Вначале деньги «маленьких людей» притекали скудно, но потом полились рекой. По Нью-Йорку, Чикаго, Сан-Франциско, по всей Америке носились слова «туннельные акции». Вспоминали об акциях «Виктория Рэнд-Майн», об акциях «Континенталь-Радиум», обогативших их держателей. Туннельные акции могли оставить далеко за собой все бывшее до них. Можно было… О, что и говорить, их необходимо было купить! Речь ведь шла не о лишней тысяче долларов, – речь шла о том, чтобы обеспечить себе отступление в старость, пока еще не вывалились из челюстей зубы.
Неделями людской поток наводнял гранитные лестницы здания синдиката.
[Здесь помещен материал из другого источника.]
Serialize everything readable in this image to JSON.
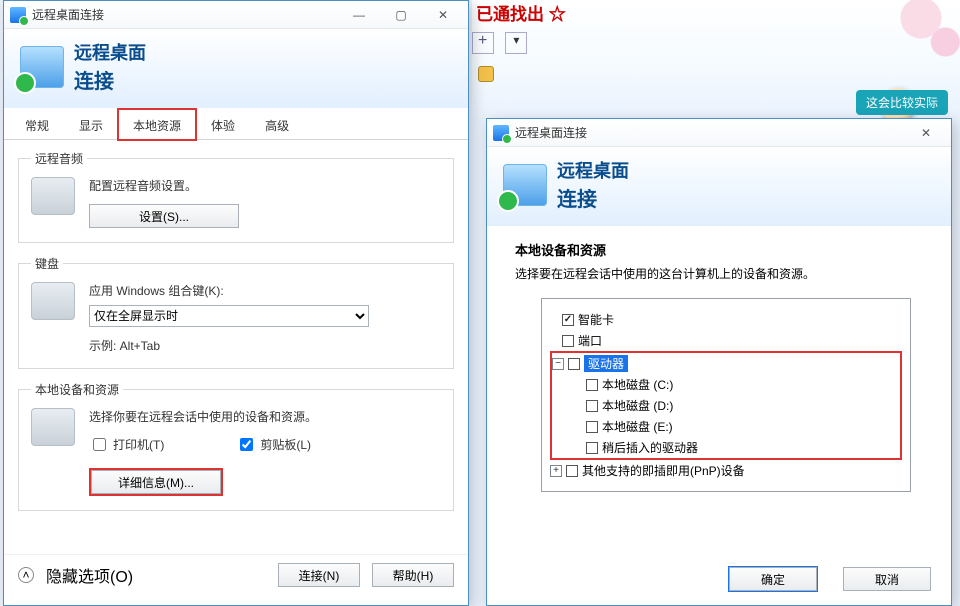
{
  "backgroundTruncated": "已通找出 ☆",
  "chatBubble": "这会比较实际",
  "winLeft": {
    "title": "远程桌面连接",
    "banner": {
      "l1": "远程桌面",
      "l2": "连接"
    },
    "tabs": [
      "常规",
      "显示",
      "本地资源",
      "体验",
      "高级"
    ],
    "activeTab": 2,
    "audio": {
      "legend": "远程音频",
      "text": "配置远程音频设置。",
      "btn": "设置(S)..."
    },
    "keyboard": {
      "legend": "键盘",
      "label": "应用 Windows 组合键(K):",
      "value": "仅在全屏显示时",
      "example": "示例: Alt+Tab"
    },
    "localdev": {
      "legend": "本地设备和资源",
      "text": "选择你要在远程会话中使用的设备和资源。",
      "printers": "打印机(T)",
      "clipboard": "剪贴板(L)",
      "moreBtn": "详细信息(M)..."
    },
    "footer": {
      "hide": "隐藏选项(O)",
      "connect": "连接(N)",
      "help": "帮助(H)"
    }
  },
  "winRight": {
    "title": "远程桌面连接",
    "banner": {
      "l1": "远程桌面",
      "l2": "连接"
    },
    "section": {
      "head": "本地设备和资源",
      "text": "选择要在远程会话中使用的这台计算机上的设备和资源。"
    },
    "tree": {
      "smartcard": "智能卡",
      "ports": "端口",
      "drives": "驱动器",
      "c": "本地磁盘 (C:)",
      "d": "本地磁盘 (D:)",
      "e": "本地磁盘 (E:)",
      "later": "稍后插入的驱动器",
      "pnp": "其他支持的即插即用(PnP)设备"
    },
    "ok": "确定",
    "cancel": "取消"
  }
}
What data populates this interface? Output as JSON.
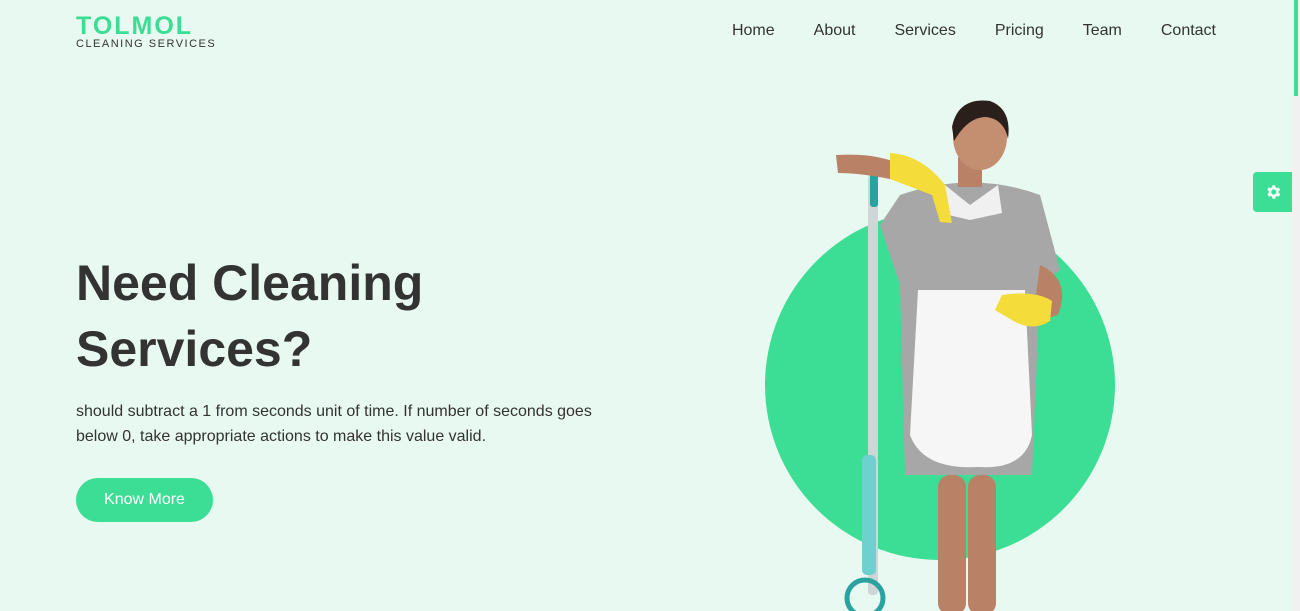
{
  "brand": {
    "name": "TOLMOL",
    "tagline": "CLEANING SERVICES",
    "accent": "#3cdd94",
    "background": "#e8f9f1"
  },
  "nav": {
    "items": [
      "Home",
      "About",
      "Services",
      "Pricing",
      "Team",
      "Contact"
    ]
  },
  "hero": {
    "title": "Need Cleaning Services?",
    "description": "should subtract a 1 from seconds unit of time. If number of seconds goes below 0, take appropriate actions to make this value valid.",
    "button_label": "Know More",
    "image": "cleaning-woman-with-mop"
  },
  "widgets": {
    "settings_icon": "gear-icon"
  }
}
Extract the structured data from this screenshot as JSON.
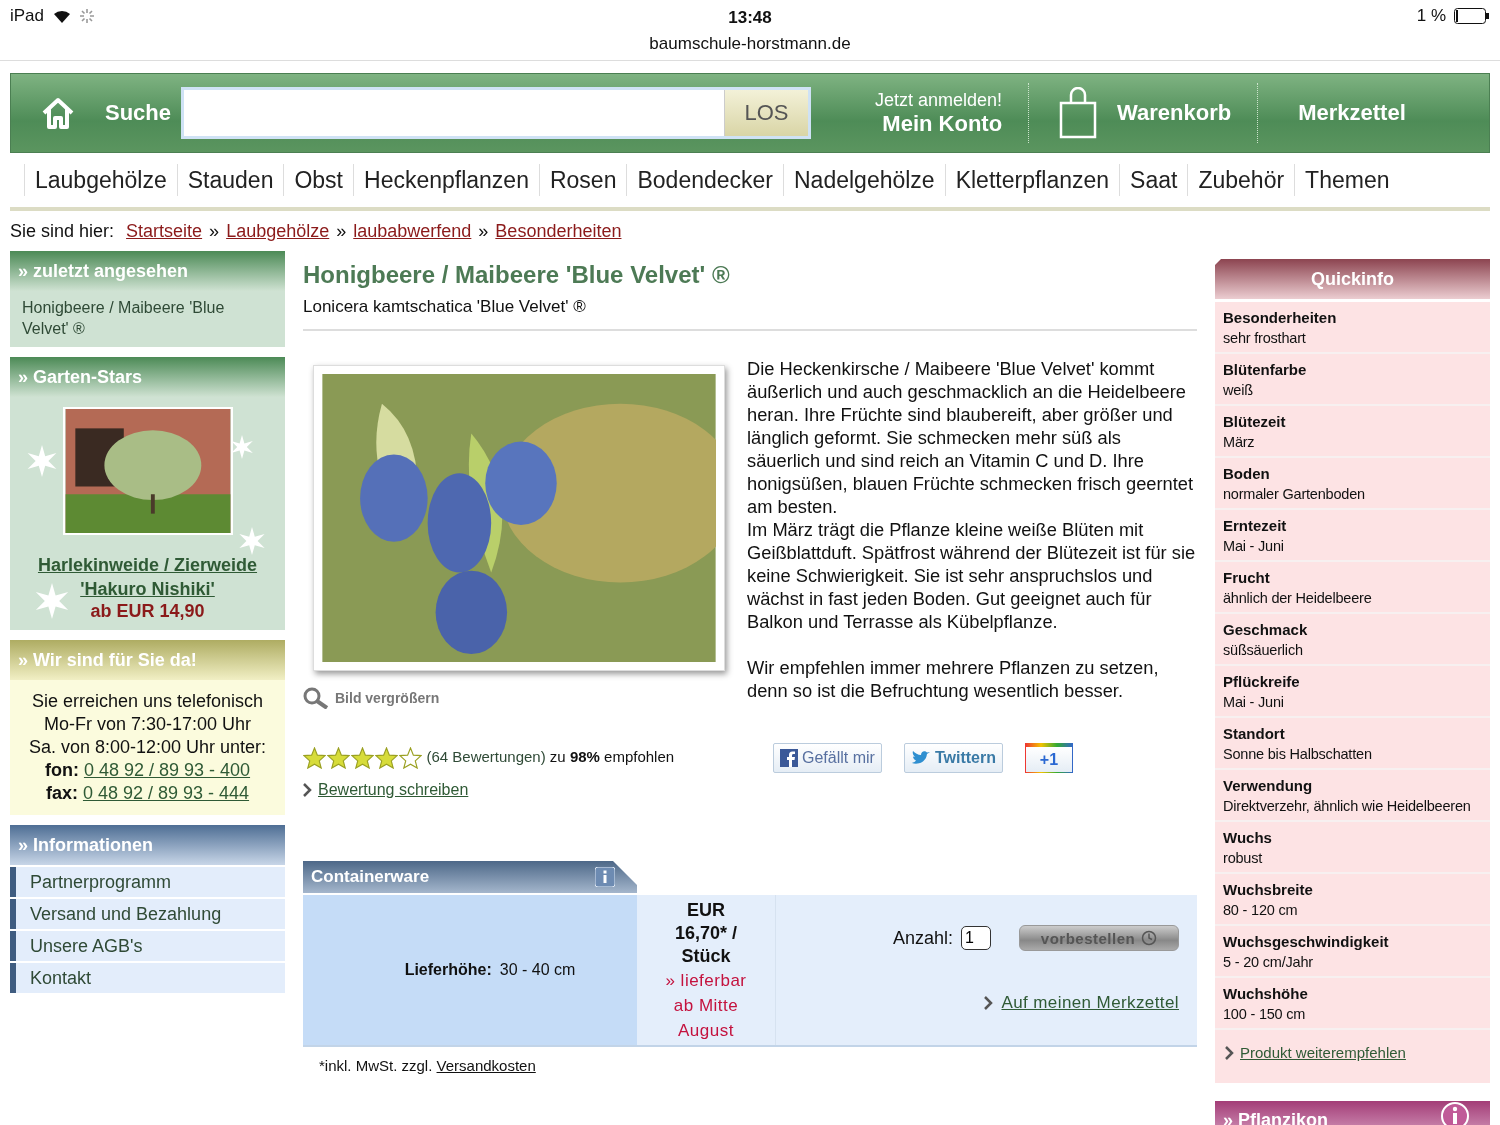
{
  "status_bar": {
    "device": "iPad",
    "time": "13:48",
    "url": "baumschule-horstmann.de",
    "battery": "1 %"
  },
  "header": {
    "search_label": "Suche",
    "search_button": "LOS",
    "login_hint": "Jetzt anmelden!",
    "account": "Mein Konto",
    "cart": "Warenkorb",
    "wishlist": "Merkzettel"
  },
  "categories": [
    "Laubgehölze",
    "Stauden",
    "Obst",
    "Heckenpflanzen",
    "Rosen",
    "Bodendecker",
    "Nadelgehölze",
    "Kletterpflanzen",
    "Saat",
    "Zubehör",
    "Themen"
  ],
  "breadcrumb": {
    "label": "Sie sind hier:",
    "separator": "»",
    "items": [
      "Startseite",
      "Laubgehölze",
      "laubabwerfend",
      "Besonderheiten"
    ]
  },
  "sidebar": {
    "recent": {
      "title": "» zuletzt angesehen",
      "item": "Honigbeere / Maibeere 'Blue Velvet' ®"
    },
    "garden_stars": {
      "title": "» Garten-Stars",
      "product": "Harlekinweide / Zierweide 'Hakuro Nishiki'",
      "price": "ab EUR 14,90"
    },
    "contact": {
      "title": "» Wir sind für Sie da!",
      "lines": [
        "Sie erreichen uns telefonisch",
        "Mo-Fr von 7:30-17:00 Uhr",
        "Sa. von 8:00-12:00 Uhr unter:"
      ],
      "phones": [
        {
          "label": "fon:",
          "number": "0 48 92 / 89 93 - 400"
        },
        {
          "label": "fax:",
          "number": "0 48 92 / 89 93 - 444"
        }
      ]
    },
    "info": {
      "title": "» Informationen",
      "items": [
        "Partnerprogramm",
        "Versand und Bezahlung",
        "Unsere AGB's",
        "Kontakt"
      ]
    }
  },
  "product": {
    "title": "Honigbeere / Maibeere 'Blue Velvet' ®",
    "latin": "Lonicera kamtschatica 'Blue Velvet' ®",
    "zoom_link": "Bild vergrößern",
    "description": [
      "Die Heckenkirsche / Maibeere 'Blue Velvet' kommt äußerlich und auch geschmacklich an die Heidelbeere heran. Ihre Früchte sind blaubereift, aber größer und länglich geformt. Sie schmecken mehr süß als säuerlich und sind reich an Vitamin C und D. Ihre honigsüßen, blauen Früchte schmecken frisch geerntet am besten.",
      "Im März trägt die Pflanze kleine weiße Blüten mit Geißblattduft. Spätfrost während der Blütezeit ist für sie keine Schwierigkeit. Sie ist sehr anspruchslos und wächst in fast jeden Boden. Gut geeignet auch für Balkon und Terrasse als Kübelpflanze.",
      "Wir empfehlen immer mehrere Pflanzen zu setzen, denn so ist die Befruchtung wesentlich besser."
    ],
    "rating": {
      "stars": 4,
      "count": "(64 Bewertungen)",
      "recommend": "zu **98%** empfohlen"
    },
    "write_review": "Bewertung schreiben",
    "social": [
      {
        "kind": "facebook",
        "label": "Gefällt mir"
      },
      {
        "kind": "twitter",
        "label": "Twittern"
      },
      {
        "kind": "gplus",
        "label": "+1"
      }
    ],
    "offer": {
      "type": "Containerware",
      "height_label": "Lieferhöhe:",
      "height": "30 - 40 cm",
      "price": "EUR 16,70* / Stück",
      "availability": "» lieferbar ab Mitte August",
      "quantity_label": "Anzahl:",
      "quantity": "1",
      "order_button": "vorbestellen",
      "wishlist_link": "Auf meinen Merkzettel"
    },
    "footnote": "*inkl. MwSt. zzgl.",
    "shipping_link": "Versandkosten"
  },
  "quickinfo": {
    "title": "Quickinfo",
    "items": [
      {
        "label": "Besonderheiten",
        "value": "sehr frosthart"
      },
      {
        "label": "Blütenfarbe",
        "value": "weiß"
      },
      {
        "label": "Blütezeit",
        "value": "März"
      },
      {
        "label": "Boden",
        "value": "normaler Gartenboden"
      },
      {
        "label": "Erntezeit",
        "value": "Mai - Juni"
      },
      {
        "label": "Frucht",
        "value": "ähnlich der Heidelbeere"
      },
      {
        "label": "Geschmack",
        "value": "süßsäuerlich"
      },
      {
        "label": "Pflückreife",
        "value": "Mai - Juni"
      },
      {
        "label": "Standort",
        "value": "Sonne bis Halbschatten"
      },
      {
        "label": "Verwendung",
        "value": "Direktverzehr, ähnlich wie Heidelbeeren"
      },
      {
        "label": "Wuchs",
        "value": "robust"
      },
      {
        "label": "Wuchsbreite",
        "value": "80 - 120 cm"
      },
      {
        "label": "Wuchsgeschwindigkeit",
        "value": "5 - 20 cm/Jahr"
      },
      {
        "label": "Wuchshöhe",
        "value": "100 - 150 cm"
      }
    ],
    "recommend_link": "Produkt weiterempfehlen"
  },
  "pflanzikon": {
    "title": "» Pflanzikon"
  }
}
Несмотря на то что акции с таким же успехом можно было приобрести в сотне других мест, каждый хотел получить их свеженькими из первоисточника. Кучера, шоферы, официанты, лифтеры, конторщики, продавщицы, ремесленники, воры… Евреи, христиане, американцы, французы, немцы, русские, поляки, армяне, турки – все нации и все оттенки кожи… Люди толпились перед синдикатом и горячо спорили об акциях, дивидендах, прибылях. Воздух был насыщен запахом денег! Казалось, будто с серого зимнего неба на Уолл-стрит лился дождь верных денег, солидных долларовых банкнот.
В иные дни скопление народа было так велико, что у служащих не оставалось времени сложить в пачки собранные деньги. Это было, право, совсем как в давно минувшие дни франклиновского синдиката, дни покойного «520-процентного Миллера». Кассиры просто бросали деньги на пол позади себя. Они ходили по щиколотку в деньгах, и артельщики без перерыва уносили деньги в бельевых корзинах. Этот все нараставший поток денег вызывал блеск неистовой жадности в глазах людей, просовывавших голову в окошечко. Одной горсточки, которую можно зажать в кулаке, достаточно, чтобы они – безличные номера, моторы, автоматы, машины – превратились в людей. Одурманенные, словно после попойки, опьяненные мечтой, с горящими глазами, они уходили, чувствуя себя миллионерами.
В Чикаго, Сент-Луисе, Сан-Франциско, во всех больших и маленьких городах Соединенных Штатов разыгрывались подобные сцены. Не было фермера, не было ковбоя, не было рудокопа, не спекулировавшего акциями С.А.Т.